There's a moment where Liette looks like she might reach over and wrest the wheel from her father, slide them off the road or send the truck skidding across the slick pavement, spinning it back around — something gleams defiant behind her eyes, something dangerous, but that's all.

"It'll change," she says. "Not today, not tomorrow, but it'll change. Five years from now, ten years from now, you'll wish you hadn't done it. You'll die wishing."

"Let's say it does change," Raith suggests, "It'll change for him." A brief nod of his head towards the back of the truck. "It'll probably change for you, too. But it won't change for me. It never will. Right now, the world needs dreamers and weapons. When it changes, it'll just need dreamers. I'm a weapon, Liette. He's a dreamer. Better he live to see a world that needs dreamers than die in one that still needs weapons." The topic is unpleasant. It's one the ex-spy had come to terms with a long time ago, but it's still unpleasant. Perhaps, hoping to avoid discussing it further, he reach over and clicks the radio on to a low volume. Something else to fill the air instead of their voices.

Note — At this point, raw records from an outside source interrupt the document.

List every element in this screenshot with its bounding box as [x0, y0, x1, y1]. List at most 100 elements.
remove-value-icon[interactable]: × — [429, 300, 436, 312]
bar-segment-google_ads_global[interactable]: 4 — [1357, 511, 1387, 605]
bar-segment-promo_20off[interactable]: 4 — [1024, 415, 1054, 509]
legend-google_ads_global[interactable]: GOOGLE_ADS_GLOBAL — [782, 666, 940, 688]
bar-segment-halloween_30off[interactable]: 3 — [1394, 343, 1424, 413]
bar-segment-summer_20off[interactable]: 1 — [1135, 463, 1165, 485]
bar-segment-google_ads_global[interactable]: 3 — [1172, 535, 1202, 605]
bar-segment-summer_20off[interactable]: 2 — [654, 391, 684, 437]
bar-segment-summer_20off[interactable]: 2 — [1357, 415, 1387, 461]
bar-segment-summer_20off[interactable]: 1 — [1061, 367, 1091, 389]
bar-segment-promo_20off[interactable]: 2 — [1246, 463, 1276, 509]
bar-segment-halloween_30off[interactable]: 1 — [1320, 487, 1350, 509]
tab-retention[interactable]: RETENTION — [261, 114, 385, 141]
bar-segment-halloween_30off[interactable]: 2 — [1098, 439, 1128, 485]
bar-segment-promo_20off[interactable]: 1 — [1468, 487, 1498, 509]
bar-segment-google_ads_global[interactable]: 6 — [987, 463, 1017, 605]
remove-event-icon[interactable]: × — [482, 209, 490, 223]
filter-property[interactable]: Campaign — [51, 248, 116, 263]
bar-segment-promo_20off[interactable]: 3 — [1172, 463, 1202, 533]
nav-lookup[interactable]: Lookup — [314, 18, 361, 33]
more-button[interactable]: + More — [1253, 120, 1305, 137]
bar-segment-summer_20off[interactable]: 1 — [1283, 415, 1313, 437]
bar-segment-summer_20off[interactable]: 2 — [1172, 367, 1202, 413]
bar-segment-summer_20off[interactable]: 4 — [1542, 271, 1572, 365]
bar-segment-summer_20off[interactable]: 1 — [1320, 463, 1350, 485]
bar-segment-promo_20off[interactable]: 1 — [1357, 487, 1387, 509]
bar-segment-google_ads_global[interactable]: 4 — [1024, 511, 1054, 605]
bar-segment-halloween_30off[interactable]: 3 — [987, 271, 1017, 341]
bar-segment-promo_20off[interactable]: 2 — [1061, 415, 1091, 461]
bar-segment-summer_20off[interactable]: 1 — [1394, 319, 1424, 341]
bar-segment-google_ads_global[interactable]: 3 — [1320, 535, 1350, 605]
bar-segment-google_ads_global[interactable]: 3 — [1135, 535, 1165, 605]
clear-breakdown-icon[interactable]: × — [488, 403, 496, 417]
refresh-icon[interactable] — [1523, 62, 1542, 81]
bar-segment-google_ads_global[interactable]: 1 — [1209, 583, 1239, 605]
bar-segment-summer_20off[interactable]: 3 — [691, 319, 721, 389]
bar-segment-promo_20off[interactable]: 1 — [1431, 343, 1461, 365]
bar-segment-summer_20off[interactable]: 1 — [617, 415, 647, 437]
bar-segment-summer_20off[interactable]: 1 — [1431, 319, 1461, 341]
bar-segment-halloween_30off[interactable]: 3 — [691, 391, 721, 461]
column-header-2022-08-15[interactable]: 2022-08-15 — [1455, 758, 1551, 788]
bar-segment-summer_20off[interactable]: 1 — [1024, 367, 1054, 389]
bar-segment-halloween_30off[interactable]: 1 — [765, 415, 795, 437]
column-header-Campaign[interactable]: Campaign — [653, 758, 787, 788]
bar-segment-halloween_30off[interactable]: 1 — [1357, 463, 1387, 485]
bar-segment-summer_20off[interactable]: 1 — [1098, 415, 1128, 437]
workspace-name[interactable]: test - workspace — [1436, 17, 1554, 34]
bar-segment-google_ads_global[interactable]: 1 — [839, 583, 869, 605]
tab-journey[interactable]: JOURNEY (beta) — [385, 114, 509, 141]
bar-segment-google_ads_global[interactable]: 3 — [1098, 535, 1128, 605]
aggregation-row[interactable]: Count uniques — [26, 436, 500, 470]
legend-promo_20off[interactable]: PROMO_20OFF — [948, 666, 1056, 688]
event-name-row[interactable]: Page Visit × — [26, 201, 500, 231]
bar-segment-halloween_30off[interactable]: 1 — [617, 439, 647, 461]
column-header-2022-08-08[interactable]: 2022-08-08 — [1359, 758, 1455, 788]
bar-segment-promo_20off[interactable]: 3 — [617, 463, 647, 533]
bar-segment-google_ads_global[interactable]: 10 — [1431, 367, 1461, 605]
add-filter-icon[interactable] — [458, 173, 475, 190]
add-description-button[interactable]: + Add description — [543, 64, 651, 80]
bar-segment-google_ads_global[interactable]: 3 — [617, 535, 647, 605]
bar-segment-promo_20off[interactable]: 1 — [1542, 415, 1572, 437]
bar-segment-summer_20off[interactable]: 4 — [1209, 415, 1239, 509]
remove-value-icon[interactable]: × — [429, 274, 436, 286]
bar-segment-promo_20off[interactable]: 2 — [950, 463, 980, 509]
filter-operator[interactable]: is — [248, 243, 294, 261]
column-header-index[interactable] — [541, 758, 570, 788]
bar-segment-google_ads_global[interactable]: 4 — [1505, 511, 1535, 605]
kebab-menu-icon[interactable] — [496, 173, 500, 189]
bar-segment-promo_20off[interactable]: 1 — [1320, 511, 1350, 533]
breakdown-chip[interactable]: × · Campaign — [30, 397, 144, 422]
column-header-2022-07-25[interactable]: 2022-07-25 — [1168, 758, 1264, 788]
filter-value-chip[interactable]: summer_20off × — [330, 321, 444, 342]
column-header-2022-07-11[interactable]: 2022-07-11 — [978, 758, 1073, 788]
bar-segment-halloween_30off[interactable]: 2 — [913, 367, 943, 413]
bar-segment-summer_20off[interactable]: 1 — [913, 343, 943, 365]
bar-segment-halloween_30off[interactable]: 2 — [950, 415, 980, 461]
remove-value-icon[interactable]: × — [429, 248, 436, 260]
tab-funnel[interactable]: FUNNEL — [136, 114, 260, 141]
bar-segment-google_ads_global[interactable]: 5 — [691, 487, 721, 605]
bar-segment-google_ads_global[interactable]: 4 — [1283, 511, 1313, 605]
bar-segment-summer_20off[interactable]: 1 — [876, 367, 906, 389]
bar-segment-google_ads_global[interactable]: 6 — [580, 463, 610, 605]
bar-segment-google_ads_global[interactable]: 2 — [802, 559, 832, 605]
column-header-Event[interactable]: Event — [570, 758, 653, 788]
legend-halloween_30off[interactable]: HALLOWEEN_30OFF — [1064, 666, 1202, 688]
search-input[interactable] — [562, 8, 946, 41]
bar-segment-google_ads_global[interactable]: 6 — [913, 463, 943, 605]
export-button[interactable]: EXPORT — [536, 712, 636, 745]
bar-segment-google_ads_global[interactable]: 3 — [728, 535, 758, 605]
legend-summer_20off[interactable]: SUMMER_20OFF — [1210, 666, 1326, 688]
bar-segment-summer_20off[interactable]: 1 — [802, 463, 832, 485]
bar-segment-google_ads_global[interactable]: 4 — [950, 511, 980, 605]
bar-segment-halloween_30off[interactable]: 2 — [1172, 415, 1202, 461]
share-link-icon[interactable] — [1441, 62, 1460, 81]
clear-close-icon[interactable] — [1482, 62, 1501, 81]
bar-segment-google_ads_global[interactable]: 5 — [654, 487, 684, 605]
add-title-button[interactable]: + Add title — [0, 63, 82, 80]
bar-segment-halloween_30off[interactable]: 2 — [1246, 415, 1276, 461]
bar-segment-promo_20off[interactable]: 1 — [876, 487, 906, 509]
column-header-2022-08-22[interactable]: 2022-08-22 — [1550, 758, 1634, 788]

The radio crackles to life and Liette turns her face away from her father to watch the rain running down the window, her fair head leaning against the pane as her cigarette continues to burn between her fingers and the wind rushing in through the open window tugs at loose strands of her pale blonde hair.

"—in a statement made by General Ivanov earlier today, who projects that troops will be completely withdrawn from Conneticut and Rhode Island by the end of October. We stand united against our enemies, said Ivanov, and will continue to hold Massachusetts until such a time that our position at Cape Cod becomes untenable."

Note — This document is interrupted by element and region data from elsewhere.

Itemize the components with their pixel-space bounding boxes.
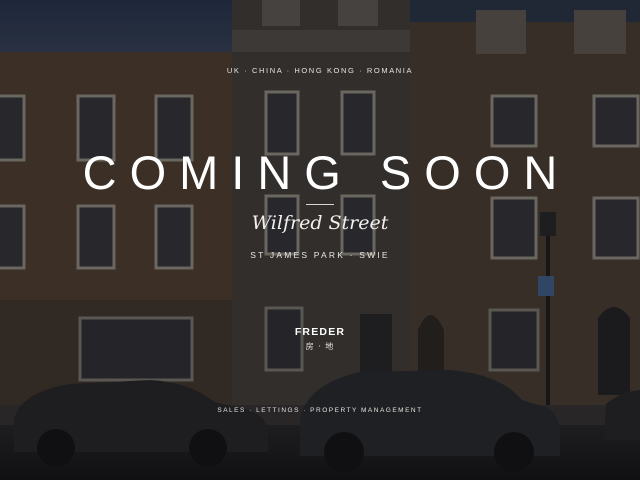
brand-logo-chinese: 房 · 地 [305,342,335,351]
brand-logo: FREDER 房 · 地 [280,326,360,352]
street-name: Wilfred Street [251,212,389,234]
title-divider [306,204,334,205]
brand-logo-word: FREDER [294,326,346,338]
services-line: SALES · LETTINGS · PROPERTY MANAGEMENT [217,407,423,414]
regions-line: UK · CHINA · HONG KONG · ROMANIA [226,66,414,75]
coming-soon-headline: COMING SOON [82,146,571,199]
coming-soon-page: UK · CHINA · HONG KONG · ROMANIA COMING … [0,0,640,480]
area-postcode: ST JAMES PARK · SWIE [250,250,390,260]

Liette wipes at her eyes again, this time with the edge of her thumb. "It's nice that you think the world's going to change, Daddy."

"The Soviet Union was never going to fall," Liette's father replies, "The Third Reich was going to last for a thousand years. The United States was the shining city on the hill. Things always change, hon. Sometimes it just takes a while. And then 'boom.' Suddenly, the whole world changes." It happened in 2006, after all. A flash of light, and then 'boom': The whole world changed.

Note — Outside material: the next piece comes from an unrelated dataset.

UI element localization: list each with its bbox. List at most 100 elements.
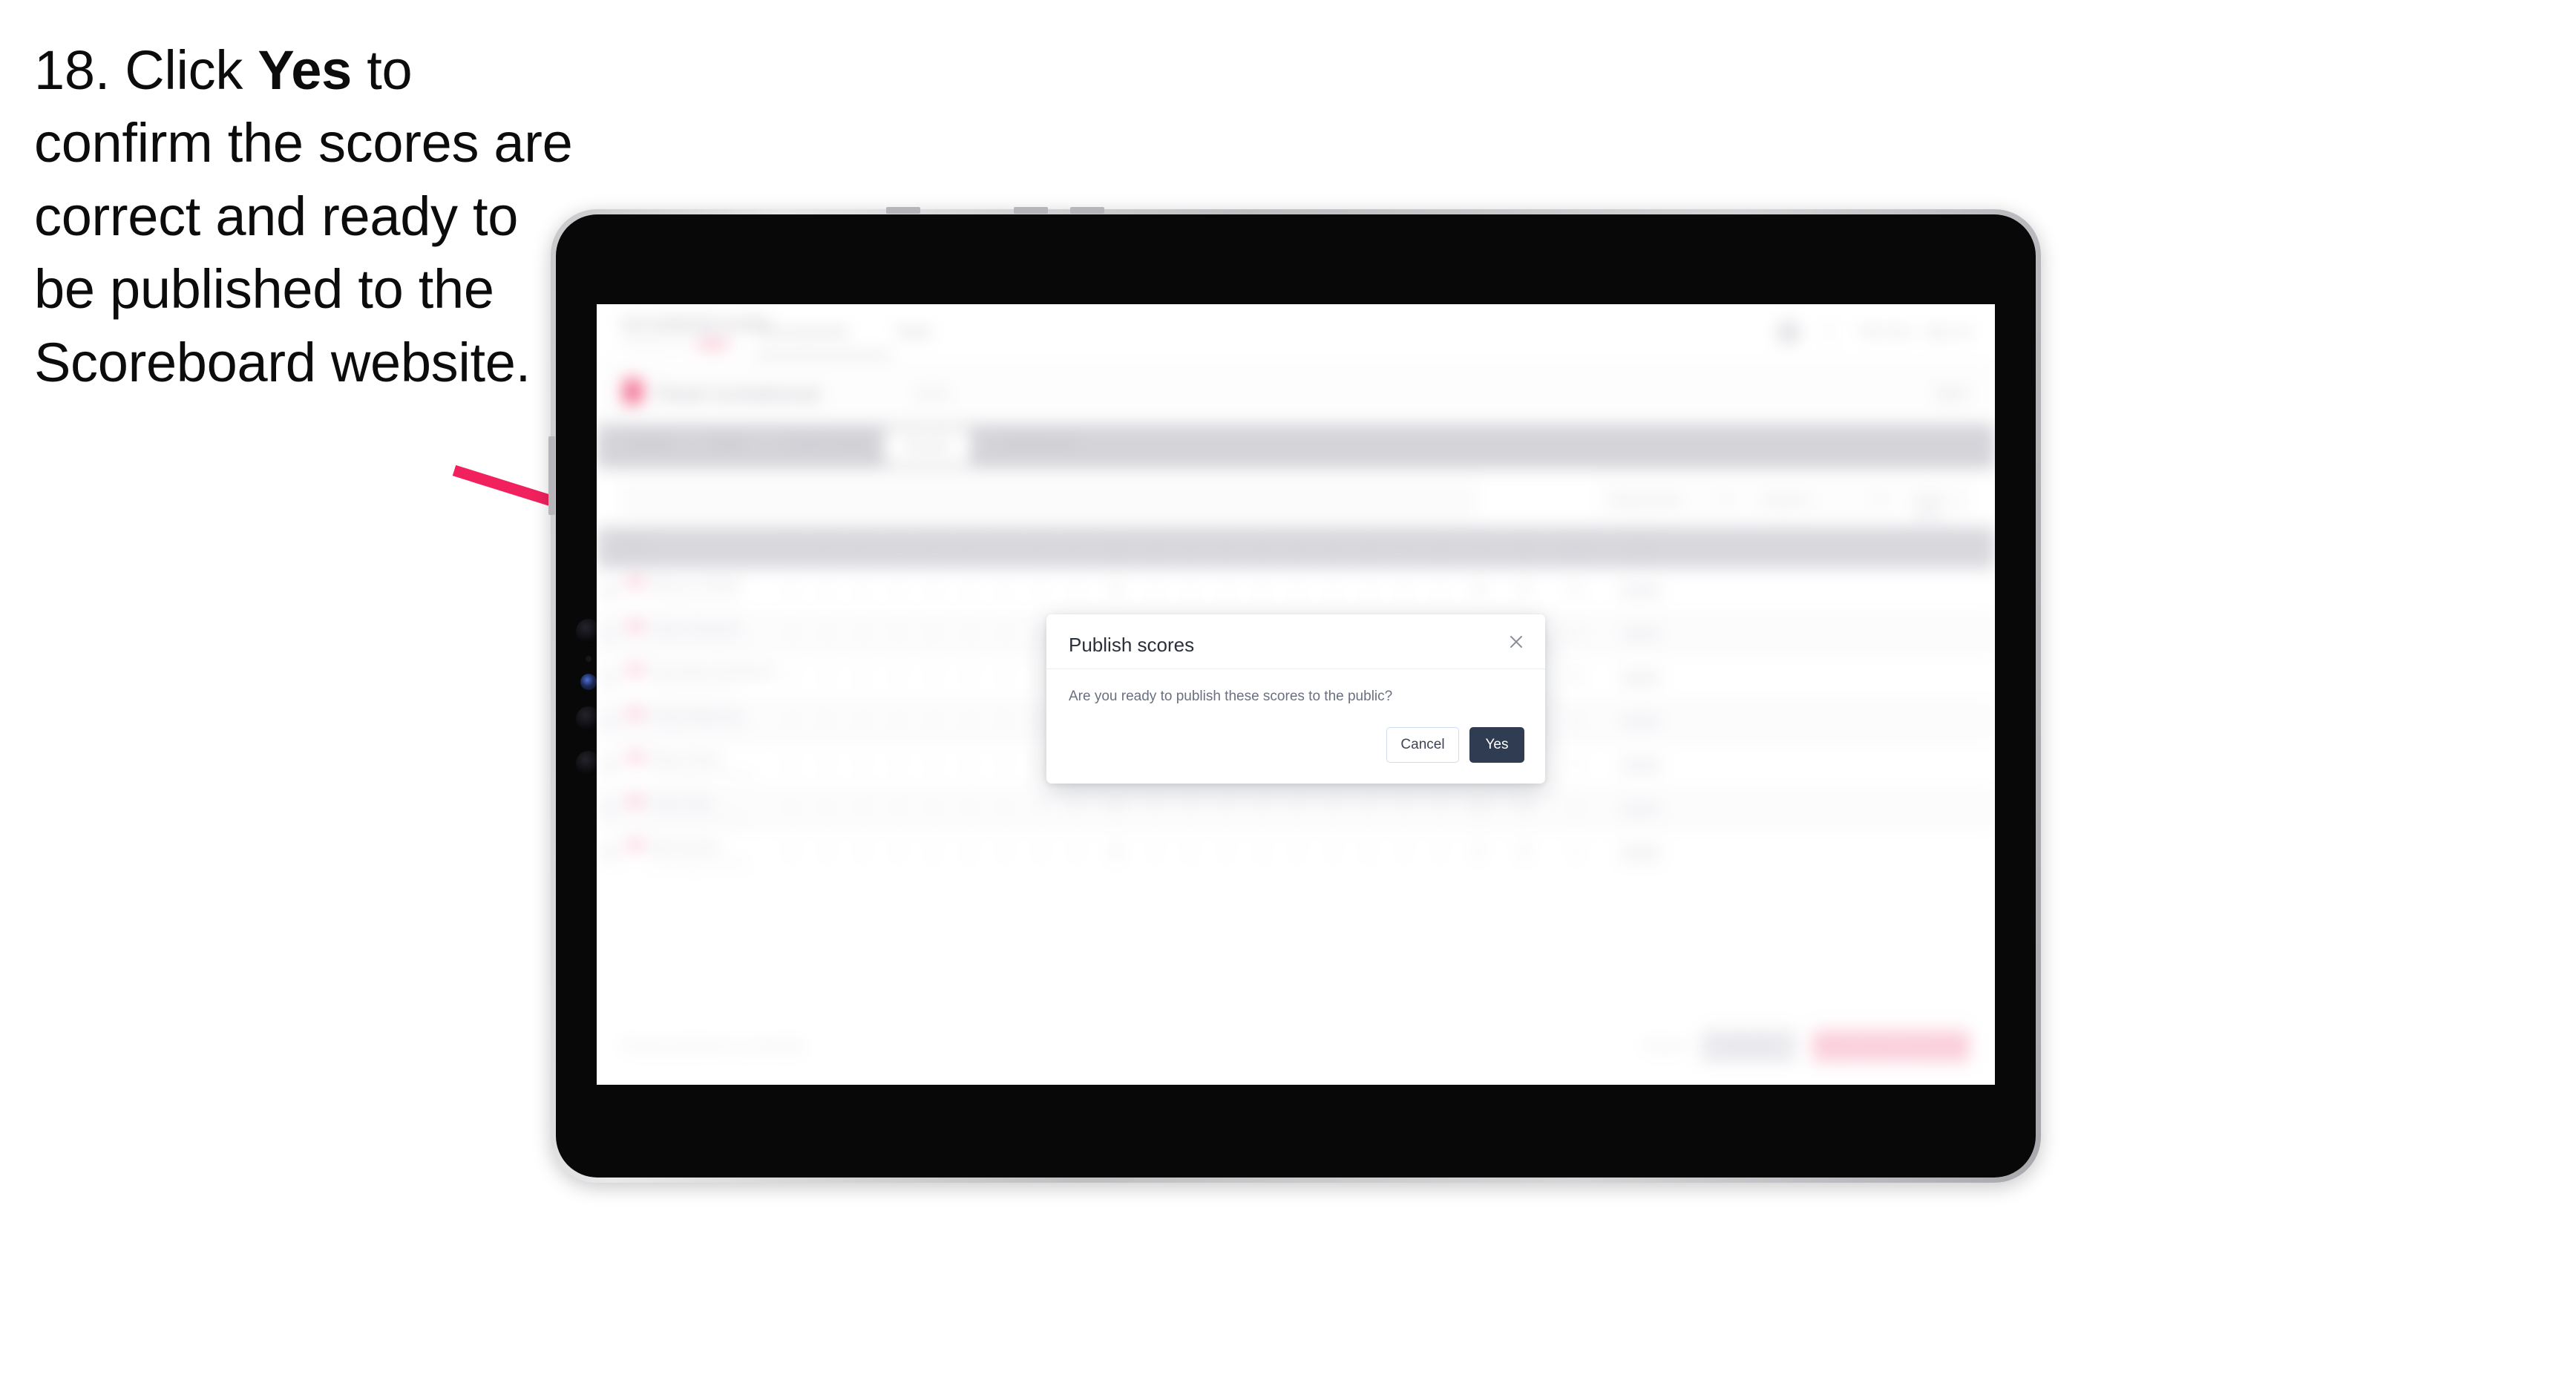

"Boom," Liette repeats, but her voice is soft, hoarse, little more than a whisper. She makes a wet sound with her nose and drops her cigarette out the gap at the top of the window. It will either be pulled under the truck's tire or bounce off into the ditch at the side of the road — she probably doesn't care which. It's too wet outside for her to worry about starting a fire.

She rolls it back up again, twisting the crank in the clutch of her smooth hand with its long, delicate fingers chapped by the cold. "I used to think the world was going to change," she says. A glance at the radio and her mouth wrenches around a forced smile.

"Now I think it's just going to end."